In previous decades, the primary means of long-term care for seniors have been hospitals, nursing homes, and family caregivers. Since the rise in our elderly population is so high, however, it’s clear that changes to the spectrum of care options for elderly populations are required. Increasingly, the healthcare community is turning its sights on home care and home health care to help aid America’s seniors, reduce the burden on hospitals, and offer resources to family members providing care to their loved ones.
Home care is becoming an increasingly crucial resource for seniors with declining or impaired physical and cognitive abilities who need assistance with the activities of daily living, such as eating, dressing, hygiene, and toileting. Professional senior care aides greatly ease the burden on hospitals by providing non-medical care at home, reducing hospital readmission through transition care services, preventing emergency visits with measures like safety-proofing seniors’ homes and monitoring their condition, subsequently reducing medical facility visits for preventable accidents such as falls, burns, or other emergencies. A 2017 study that tracked 64,541 patients post-hospital discharge for one year found that “home health care independently decreased the hazard of follow-up readmission” and saved the hospital system nearly $6,500 per patient.
The increase in elderly Americans is coupled with a culture of increased mobility and separation where America’s adult children tend to be physically further from their aging parents than in previous generations. Still, with seniors’ desire to remain at home, unpaid family caregivers comprise 19% of the nation’s total population.
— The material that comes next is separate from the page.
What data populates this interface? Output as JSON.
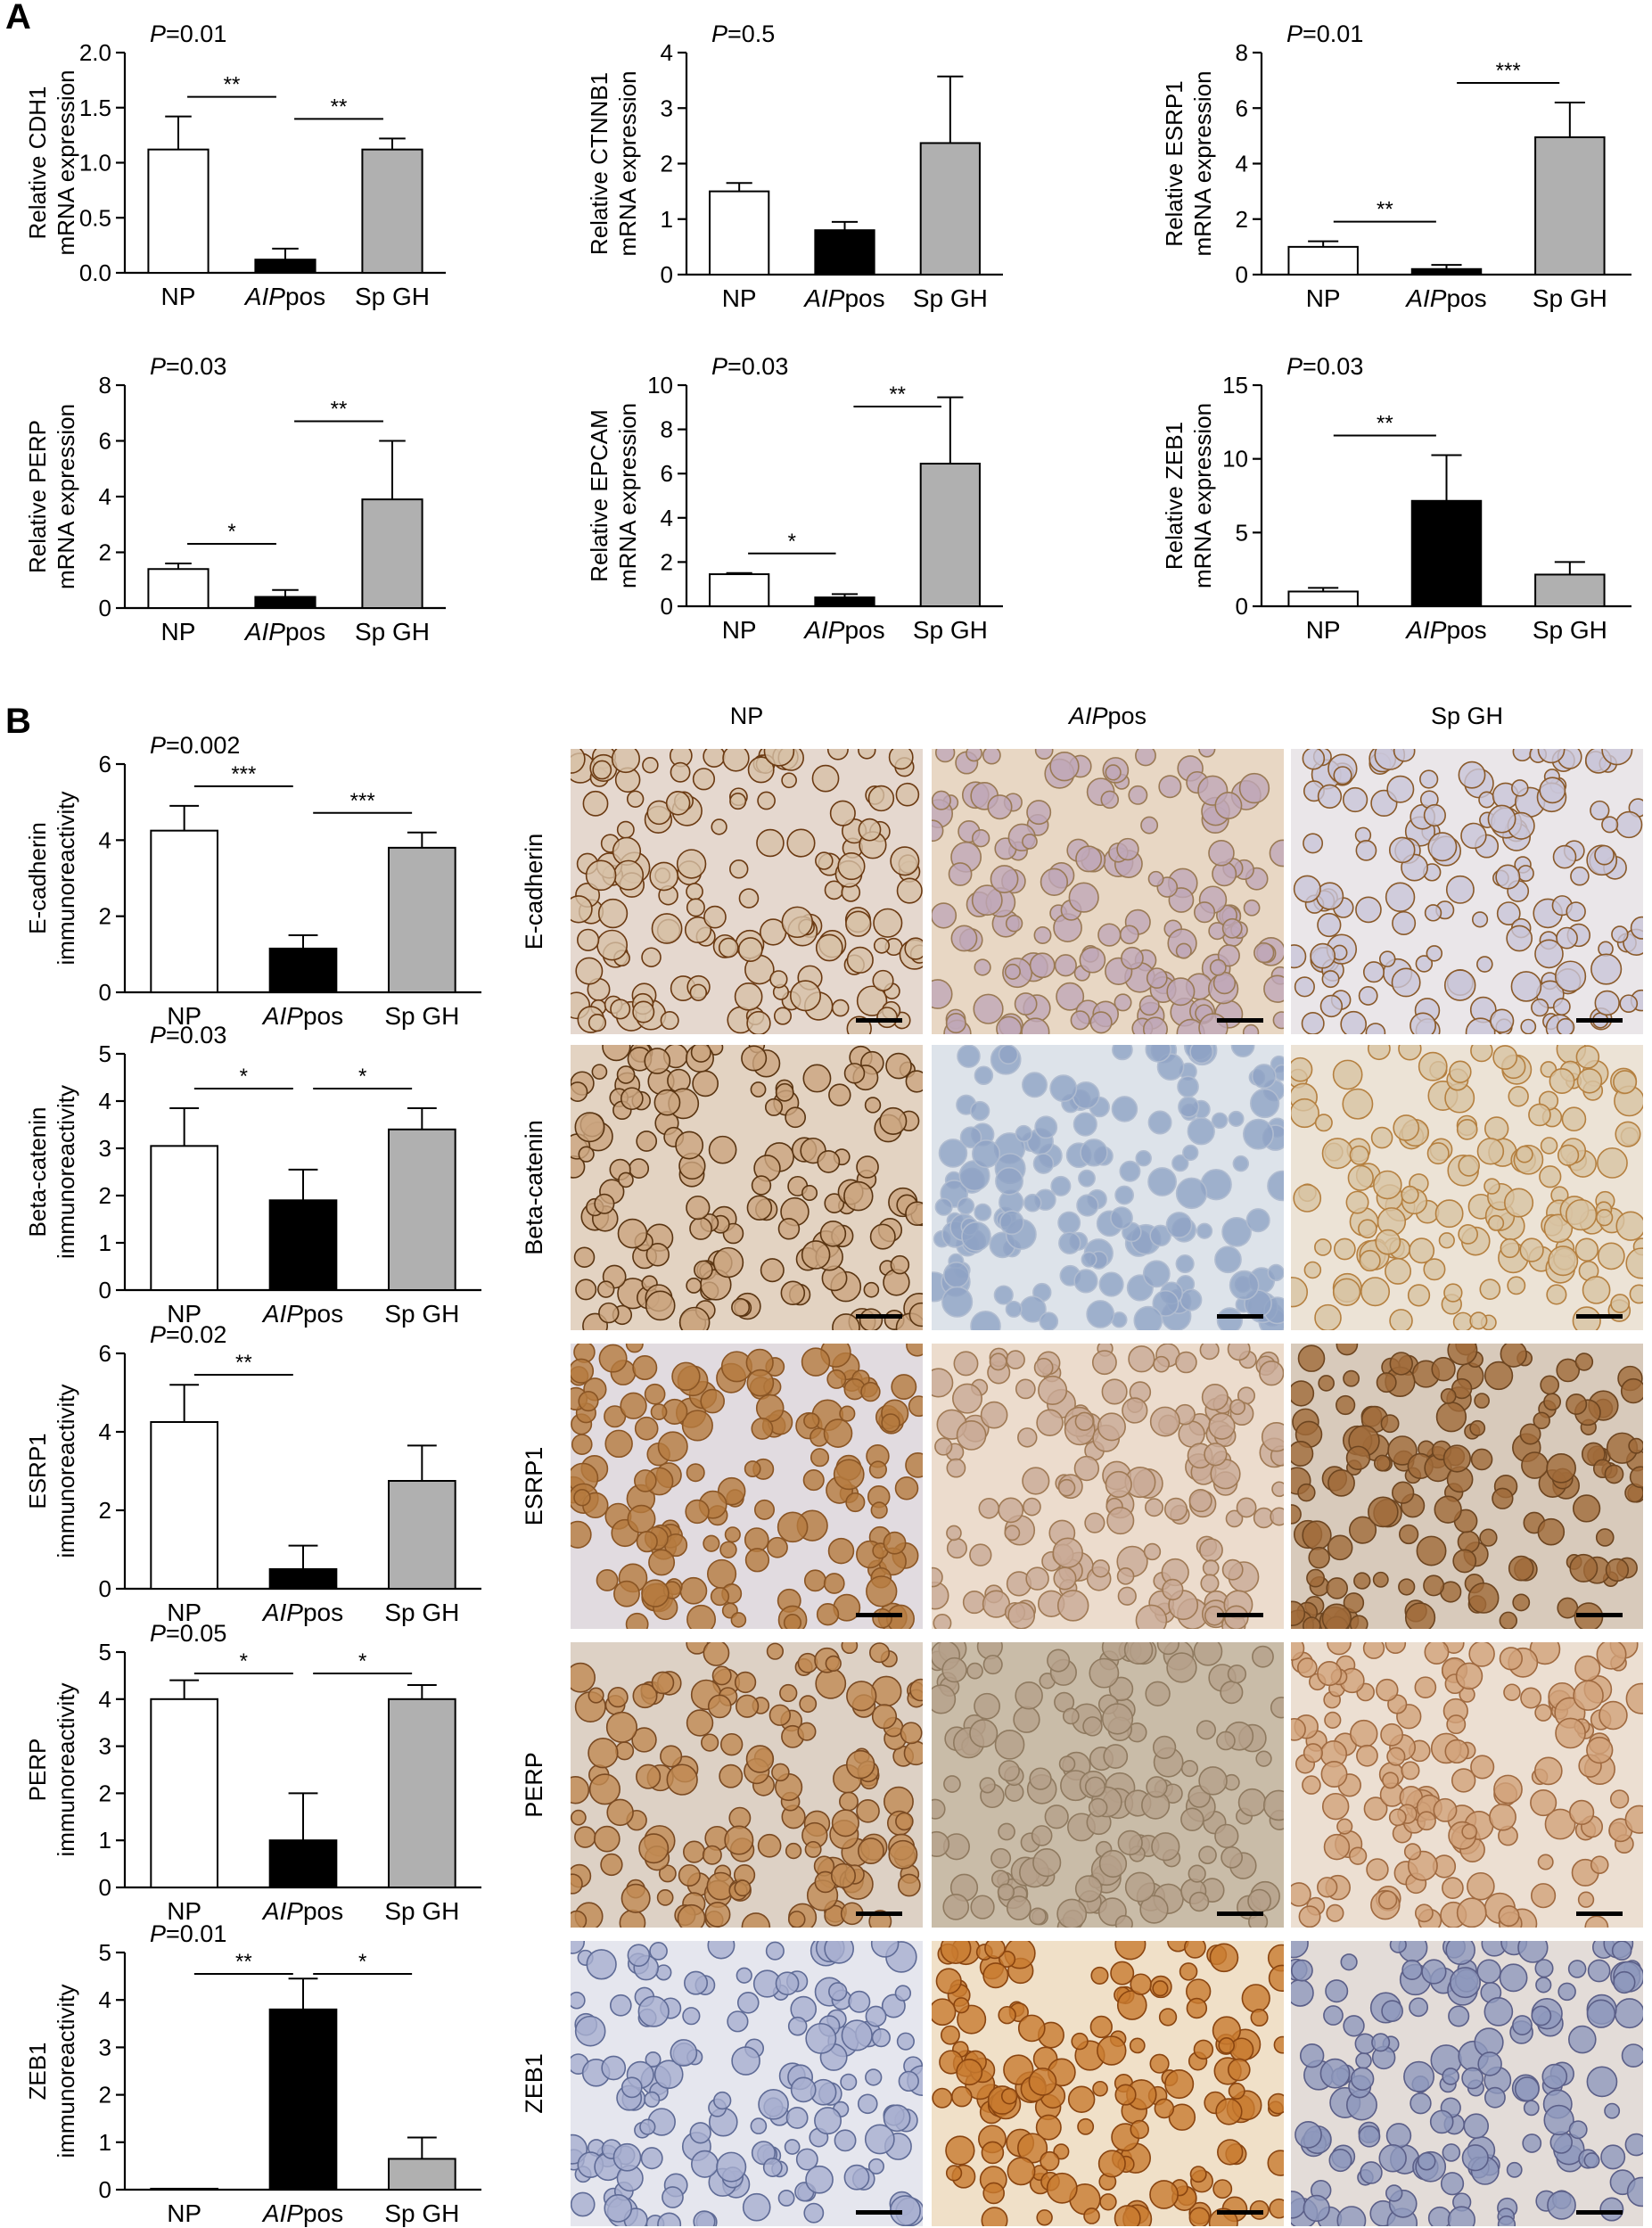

The strain on family caregivers is profound when they provide 24.5 hours a week of care on average, and experience increased rates of physical pain and depression. Oftentimes, the complexity and intensity of care become too overwhelming or burdensome for family caregivers and they need extra help. Having a trained caregiver assist with these sorts of activities offers respite to family members and comprehensive, professional care to their loved ones.
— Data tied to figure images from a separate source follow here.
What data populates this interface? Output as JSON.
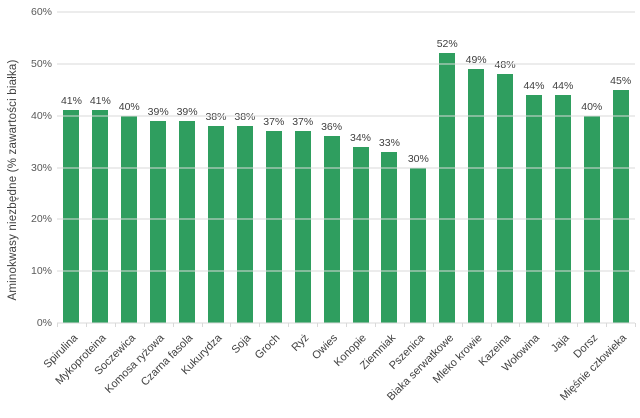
{
  "chart_data": {
    "type": "bar",
    "title": "",
    "xlabel": "",
    "ylabel": "Aminokwasy niezbędne (% zawartości białka)",
    "categories": [
      "Spirulina",
      "Mykoproteina",
      "Soczewica",
      "Komosa ryżowa",
      "Czarna fasola",
      "Kukurydza",
      "Soja",
      "Groch",
      "Ryż",
      "Owies",
      "Konopie",
      "Ziemniak",
      "Pszenica",
      "Biaka serwatkowe",
      "Mleko krowie",
      "Kazeina",
      "Wołowina",
      "Jaja",
      "Dorsz",
      "Mięśnie człowieka"
    ],
    "values": [
      41,
      41,
      40,
      39,
      39,
      38,
      38,
      37,
      37,
      36,
      34,
      33,
      30,
      52,
      49,
      48,
      44,
      44,
      40,
      45
    ],
    "value_labels": [
      "41%",
      "41%",
      "40%",
      "39%",
      "39%",
      "38%",
      "38%",
      "37%",
      "37%",
      "36%",
      "34%",
      "33%",
      "30%",
      "52%",
      "49%",
      "48%",
      "44%",
      "44%",
      "40%",
      "45%"
    ],
    "ylim": [
      0,
      60
    ],
    "yticks": [
      "0%",
      "10%",
      "20%",
      "30%",
      "40%",
      "50%",
      "60%"
    ],
    "grid": "horizontal",
    "legend": "none",
    "bar_color": "#2f9e5f",
    "gridline_color": "#d9d9d9",
    "value_label_color": "#404040",
    "axis_label_color": "#595959",
    "background_color": "#ffffff"
  }
}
Concurrently, a decrease in the dependence on hospitals and inpatient centers is occurring with more and more data on the benefits of “aging in place” and seniors’ desire to remain in the comfort of their own homes. The CDC defines aging in place as “the ability to live in one’s own home and community safely, independently, and comfortably, regardless of age, income, or ability level.” A 2005 AARP report states that environments that promote successful aging include “the ability to maintain three key behaviors or characteristics: low risk of disease and disease-related disability; high mental and physical function; and active engagement with life.” What’s more, “Aging in place offers numerous benefits to older adults—including life satisfaction, health and self-esteem—all of which are key to successful aging”.
Research shows that autonomy is an important factor in increased quality of life for the elderly. However, seniors with chronic conditions, and often comorbidities, may find it difficult to maintain independence on their own. Yet, a 2010 study found that 90% of seniors express wanting to remain in their homes as long as possible. Home care helps to allow seniors the ability to maintain independence in the place they most want to be. The help of a home care aide can not only assist in maintaining independence but also provide often much-needed companionship to a demographic who endemically experiences loneliness and isolation.
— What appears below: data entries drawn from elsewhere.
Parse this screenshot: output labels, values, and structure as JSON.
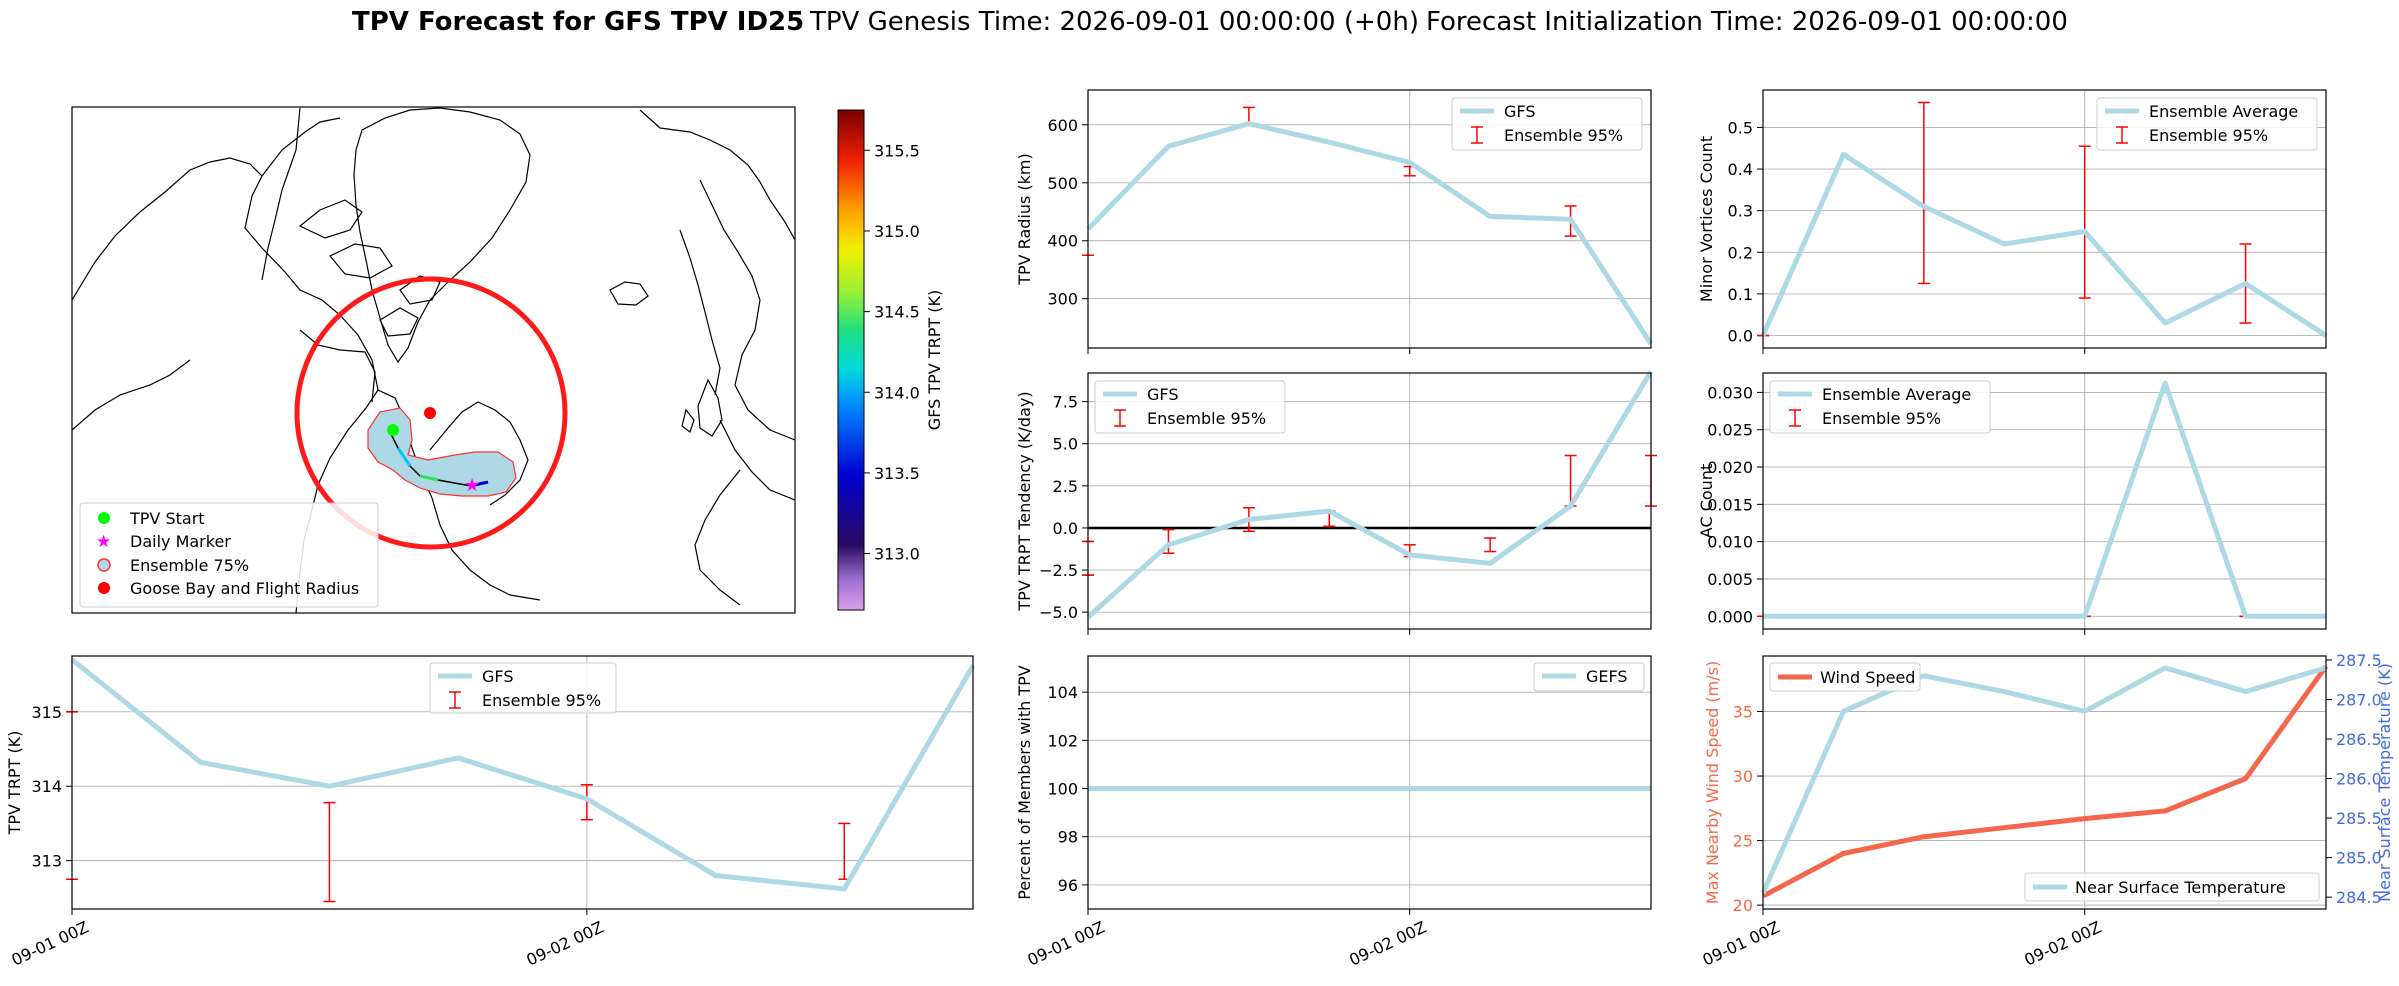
{
  "title": {
    "bold": "TPV Forecast for GFS TPV ID25",
    "genesis": "TPV Genesis Time: 2026-09-01 00:00:00 (+0h)",
    "init": "Forecast Initialization Time: 2026-09-01 00:00:00"
  },
  "colors": {
    "gfs_line": "#add8e6",
    "ensemble_err": "#ff0000",
    "wind_line": "#f4674c",
    "temp_axis": "#4169e1",
    "wind_axis": "#f4674c",
    "flight_radius": "#ff1a1a",
    "tpv_start": "#00ff00",
    "daily_marker": "#ff00ff",
    "goose_bay": "#ff0000"
  },
  "map": {
    "legend": [
      "TPV Start",
      "Daily Marker",
      "Ensemble 75%",
      "Goose Bay and Flight Radius"
    ],
    "colorbar": {
      "label": "GFS TPV TRPT (K)",
      "ticks": [
        "315.5",
        "315.0",
        "314.5",
        "314.0",
        "313.5",
        "313.0"
      ],
      "range": [
        312.65,
        315.75
      ]
    }
  },
  "chart_data": [
    {
      "id": "trpt",
      "type": "line",
      "ylabel": "TPV TRPT (K)",
      "x": [
        0,
        0.25,
        0.5,
        0.75,
        1.0,
        1.25,
        1.5,
        1.75
      ],
      "xticks": [
        {
          "x": 0,
          "label": "09-01 00Z"
        },
        {
          "x": 1,
          "label": "09-02 00Z"
        }
      ],
      "ylim": [
        312.35,
        315.75
      ],
      "yticks": [
        313,
        314,
        315
      ],
      "legend": [
        "GFS",
        "Ensemble 95%"
      ],
      "series": [
        {
          "name": "GFS",
          "values": [
            315.7,
            314.32,
            314.0,
            314.38,
            313.83,
            312.8,
            312.62,
            315.62
          ]
        }
      ],
      "errorbars": [
        {
          "x": 0,
          "low": 315.0,
          "high": 315.0
        },
        {
          "x": 0,
          "low": 312.75,
          "high": 312.75
        },
        {
          "x": 0.5,
          "low": 312.45,
          "high": 313.78
        },
        {
          "x": 1.0,
          "low": 313.55,
          "high": 314.02
        },
        {
          "x": 1.5,
          "low": 312.75,
          "high": 313.5
        }
      ]
    },
    {
      "id": "radius",
      "type": "line",
      "ylabel": "TPV Radius (km)",
      "x": [
        0,
        0.25,
        0.5,
        0.75,
        1.0,
        1.25,
        1.5,
        1.75
      ],
      "ylim": [
        215,
        660
      ],
      "yticks": [
        300,
        400,
        500,
        600
      ],
      "legend": [
        "GFS",
        "Ensemble 95%"
      ],
      "series": [
        {
          "name": "GFS",
          "values": [
            420,
            563,
            602,
            570,
            535,
            442,
            437,
            222
          ]
        }
      ],
      "errorbars": [
        {
          "x": 0,
          "low": 375,
          "high": 375
        },
        {
          "x": 0.5,
          "low": 602,
          "high": 630
        },
        {
          "x": 1.0,
          "low": 512,
          "high": 528
        },
        {
          "x": 1.5,
          "low": 408,
          "high": 460
        }
      ]
    },
    {
      "id": "minor",
      "type": "line",
      "ylabel": "Minor Vortices Count",
      "x": [
        0,
        0.25,
        0.5,
        0.75,
        1.0,
        1.25,
        1.5,
        1.75
      ],
      "ylim": [
        -0.03,
        0.59
      ],
      "yticks": [
        0.0,
        0.1,
        0.2,
        0.3,
        0.4,
        0.5
      ],
      "ytick_labels": [
        "0.0",
        "0.1",
        "0.2",
        "0.3",
        "0.4",
        "0.5"
      ],
      "legend": [
        "Ensemble Average",
        "Ensemble 95%"
      ],
      "series": [
        {
          "name": "Ensemble Average",
          "values": [
            0.0,
            0.435,
            0.31,
            0.22,
            0.25,
            0.03,
            0.125,
            0.0
          ]
        }
      ],
      "errorbars": [
        {
          "x": 0,
          "low": 0.0,
          "high": 0.0
        },
        {
          "x": 0.5,
          "low": 0.125,
          "high": 0.56
        },
        {
          "x": 1.0,
          "low": 0.09,
          "high": 0.455
        },
        {
          "x": 1.5,
          "low": 0.03,
          "high": 0.22
        }
      ]
    },
    {
      "id": "tendency",
      "type": "line",
      "ylabel": "TPV TRPT Tendency (K/day)",
      "x": [
        0,
        0.25,
        0.5,
        0.75,
        1.0,
        1.25,
        1.5,
        1.75
      ],
      "ylim": [
        -6.0,
        9.2
      ],
      "yticks": [
        -5.0,
        -2.5,
        0.0,
        2.5,
        5.0,
        7.5
      ],
      "ytick_labels": [
        "−5.0",
        "−2.5",
        "0.0",
        "2.5",
        "5.0",
        "7.5"
      ],
      "legend": [
        "GFS",
        "Ensemble 95%"
      ],
      "zero_line": true,
      "series": [
        {
          "name": "GFS",
          "values": [
            -5.3,
            -1.0,
            0.5,
            1.0,
            -1.6,
            -2.1,
            1.3,
            9.3
          ]
        }
      ],
      "errorbars": [
        {
          "x": 0,
          "low": -2.8,
          "high": -2.8
        },
        {
          "x": 0,
          "low": -0.8,
          "high": -0.8
        },
        {
          "x": 0.25,
          "low": -1.5,
          "high": -0.1
        },
        {
          "x": 0.5,
          "low": -0.2,
          "high": 1.2
        },
        {
          "x": 0.75,
          "low": 0.1,
          "high": 1.0
        },
        {
          "x": 1.0,
          "low": -1.7,
          "high": -1.0
        },
        {
          "x": 1.25,
          "low": -1.4,
          "high": -0.6
        },
        {
          "x": 1.5,
          "low": 1.3,
          "high": 4.3
        },
        {
          "x": 1.75,
          "low": 1.3,
          "high": 4.3
        }
      ]
    },
    {
      "id": "ac",
      "type": "line",
      "ylabel": "AC Count",
      "x": [
        0,
        0.25,
        0.5,
        0.75,
        1.0,
        1.25,
        1.5,
        1.75
      ],
      "ylim": [
        -0.0017,
        0.0326
      ],
      "yticks": [
        0.0,
        0.005,
        0.01,
        0.015,
        0.02,
        0.025,
        0.03
      ],
      "ytick_labels": [
        "0.000",
        "0.005",
        "0.010",
        "0.015",
        "0.020",
        "0.025",
        "0.030"
      ],
      "legend": [
        "Ensemble Average",
        "Ensemble 95%"
      ],
      "series": [
        {
          "name": "Ensemble Average",
          "values": [
            0,
            0,
            0,
            0,
            0,
            0.03125,
            0,
            0
          ]
        }
      ],
      "errorbars": [
        {
          "x": 0,
          "low": 0,
          "high": 0
        },
        {
          "x": 0.5,
          "low": 0,
          "high": 0
        },
        {
          "x": 1.0,
          "low": 0,
          "high": 0
        },
        {
          "x": 1.5,
          "low": 0,
          "high": 0
        }
      ]
    },
    {
      "id": "members",
      "type": "line",
      "ylabel": "Percent of Members with TPV",
      "x": [
        0,
        0.25,
        0.5,
        0.75,
        1.0,
        1.25,
        1.5,
        1.75
      ],
      "xticks": [
        {
          "x": 0,
          "label": "09-01 00Z"
        },
        {
          "x": 1,
          "label": "09-02 00Z"
        }
      ],
      "ylim": [
        95,
        105.5
      ],
      "yticks": [
        96,
        98,
        100,
        102,
        104
      ],
      "legend": [
        "GEFS"
      ],
      "series": [
        {
          "name": "GEFS",
          "values": [
            100,
            100,
            100,
            100,
            100,
            100,
            100,
            100
          ]
        }
      ]
    },
    {
      "id": "wind_temp",
      "type": "line",
      "x": [
        0,
        0.25,
        0.5,
        0.75,
        1.0,
        1.25,
        1.5,
        1.75
      ],
      "xticks": [
        {
          "x": 0,
          "label": "09-01 00Z"
        },
        {
          "x": 1,
          "label": "09-02 00Z"
        }
      ],
      "ylabel": "Max Nearby Wind Speed (m/s)",
      "ylim": [
        19.7,
        39.3
      ],
      "yticks": [
        20,
        25,
        30,
        35
      ],
      "y2label": "Near Surface Temperature (K)",
      "y2lim": [
        284.35,
        287.55
      ],
      "y2ticks": [
        284.5,
        285.0,
        285.5,
        286.0,
        286.5,
        287.0,
        287.5
      ],
      "y2tick_labels": [
        "284.5",
        "285.0",
        "285.5",
        "286.0",
        "286.5",
        "287.0",
        "287.5"
      ],
      "legend_left": [
        "Wind Speed"
      ],
      "legend_right": [
        "Near Surface Temperature"
      ],
      "series": [
        {
          "name": "Wind Speed",
          "axis": "left",
          "values": [
            20.7,
            24.0,
            25.3,
            26.0,
            26.7,
            27.3,
            29.8,
            38.5
          ]
        },
        {
          "name": "Near Surface Temperature",
          "axis": "right",
          "values": [
            284.55,
            286.85,
            287.3,
            287.1,
            286.85,
            287.4,
            287.1,
            287.4
          ]
        }
      ]
    }
  ]
}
Home care is a resource that helps people across the spectrum of age and ability. Seniors are not the only demographic that benefits. There are many younger people with disabilities, declined cognitive capabilities, or other chronic issues that require care. In-home care is a crucial element in the healthcare continuum that saves on costs of institutionalized care, paves the way for more accessible caregiving jobs, promotes economic growth by giving family caregivers support while remaining in the workforce, and helps millions of seniors live longer with comfort and dignity.